Os olhos dela assumiam uma cor úmida e tornavam-se marejados a cada vez que o neto interpretava uma música da sua simpatia. Era aquele instante de cumplicidade que trazia acalanto para a mulher que ostentava o mundo nos ombros. Na pausa da canção, ele corria para abraçá-la, mesmo sob a resistência de quem aprendeu que reprimir a emoção era um ato de bravura. O espírito arredio do menino, em posse desse gesto, teimava em apresentar a sua avó uma outra perspectiva sobre o abraço: “a ternura é um ato de coragem"*.
Para Mazé, o menino, a magia das sessões de filmes só explodia se ao lado do sofá houvesse o afago da mãe. A firmeza para encarar o palco e entrar em cena no curso de Teatro do Instituto Federal de Educação, Ciência e Tecnologia do Ceará (IFCE) só era válida se naquele grupo de criação houvesse cumplicidade e amorosidade. No Centro Cultural Porto Dragão, ele embarcou numa residência artística. Para ele, um espaço seguro, visto que partilhava essa experiência com pessoas que em sua trajetória lhe foram abrigo.
Persistindo a vontade irreverente de renovar a experimentação dos passos, levou seu rumo para o grupo Nóis de Teatro e, mediado por esse desejo ardente de despir o céu com sua atuação, aportou seus lampejos de inventividade no set do filme “Motel Destino”, do diretor cearense Karim Aïnouz, estreado em maio deste ano no Festival de Cannes. Parafraseando a curadora da Bienal de São Paulo, Diane Lima, Mazé, agora homem, tem “um jeito negro de fazer e realizar a sua existência através da linguagem”.
Essa história é de um homem negro, nascido no Pirambu, periferia de Fortaleza, Ceará. Um homem negro que “sente na pele a dor, o luto, o medo, e é alvo dessa fome e desprezo”, como rima Big Léo e Mateus Fazeno Rock. Um homem que chora sem culpa e dança no tapete vermelho com a altivez que só os nobres carregam. Um homem negro que, ocupando e rasgando a brecha do sistema, dominou os flashs, os scripts, os castings e a foto principal das matérias jornalísticas que ficam do outro lado do Atlântico.
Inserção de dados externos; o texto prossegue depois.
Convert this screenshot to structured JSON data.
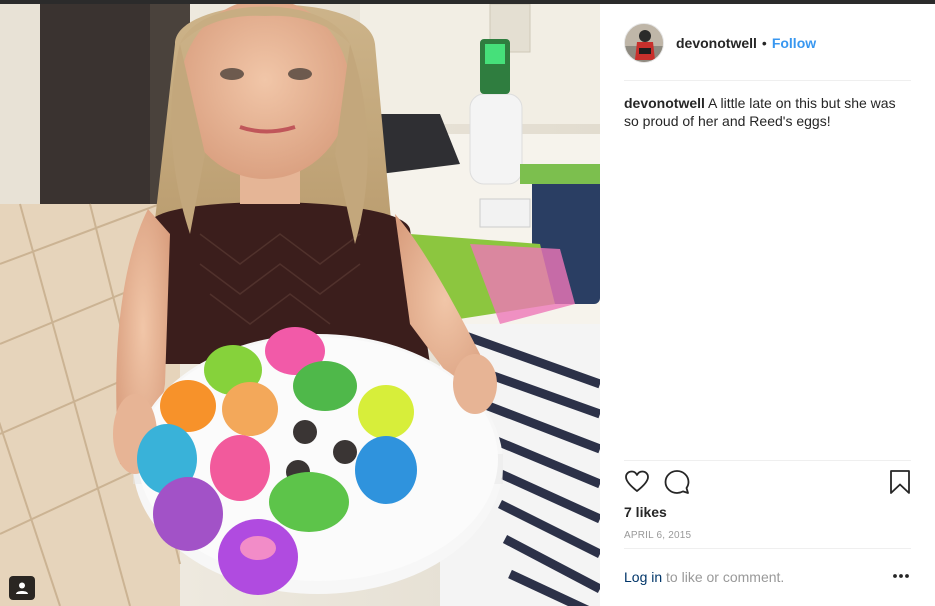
{
  "post": {
    "username": "devonotwell",
    "separator": "•",
    "follow_label": "Follow",
    "caption": {
      "username": "devonotwell",
      "text": "A little late on this but she was so proud of her and Reed's eggs!"
    },
    "likes_text": "7 likes",
    "date_text": "APRIL 6, 2015",
    "login_link": "Log in",
    "login_suffix": " to like or comment."
  },
  "icons": {
    "like": "heart-icon",
    "comment": "comment-bubble-icon",
    "save": "bookmark-icon",
    "more": "more-options-icon",
    "user_tag": "person-tag-icon"
  },
  "colors": {
    "accent_link": "#3897f0",
    "login_link": "#003569",
    "text_primary": "#262626",
    "text_muted": "#999999",
    "divider": "#efefef"
  }
}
Aquele segundo maior oceano que levou fuzis, ferrolhos, armas, diplomacias, sob a justificativa de que precisava civilizar o mundo, sorria, refinadamente, para ele.
Também lá, do outro lado do Atlântico, os críticos internacionais estão aplaudindo o pianista Amaro de Freitas, um exímio músico da periferia da Zona Norte do Recife, que uniu o jazz, a cultura popular e sons da Amazônia em suas composições. Ainda do lado de lá, de forma semelhante, o garoto de São Gonçalo (Rio de Janeiro) atravessa esse oceano para ser eleito o melhor jogador do mundo pela Liga dos Campeões da União das Associações Europeias de Futebol. Entre títulos, dribles, medalhas e uma possível bola de ouro, Vini Jr coleciona também um histórico extenuante de discriminação pelo torcedor europeu.
Como diz a canção “The Story of O.J”, de Jay Z (rapper e agente agente do jogador do Real Madrid), “não importa o seu poder de capital, o tapete de ouro que pisa ou os talheres brilhantes que você manuseia. Um negro sempre será um negro”. Em cada aparição, Mazé dizia: “Estar aqui é um ato político. Apesar das danças das marés, do fluxo do vento e da lua, dos naufrágios, da ausência do bilhete de primeira classe, a minha arte é um ato político. A gente vinga, vive e se espalha feito constelações de estrelas”.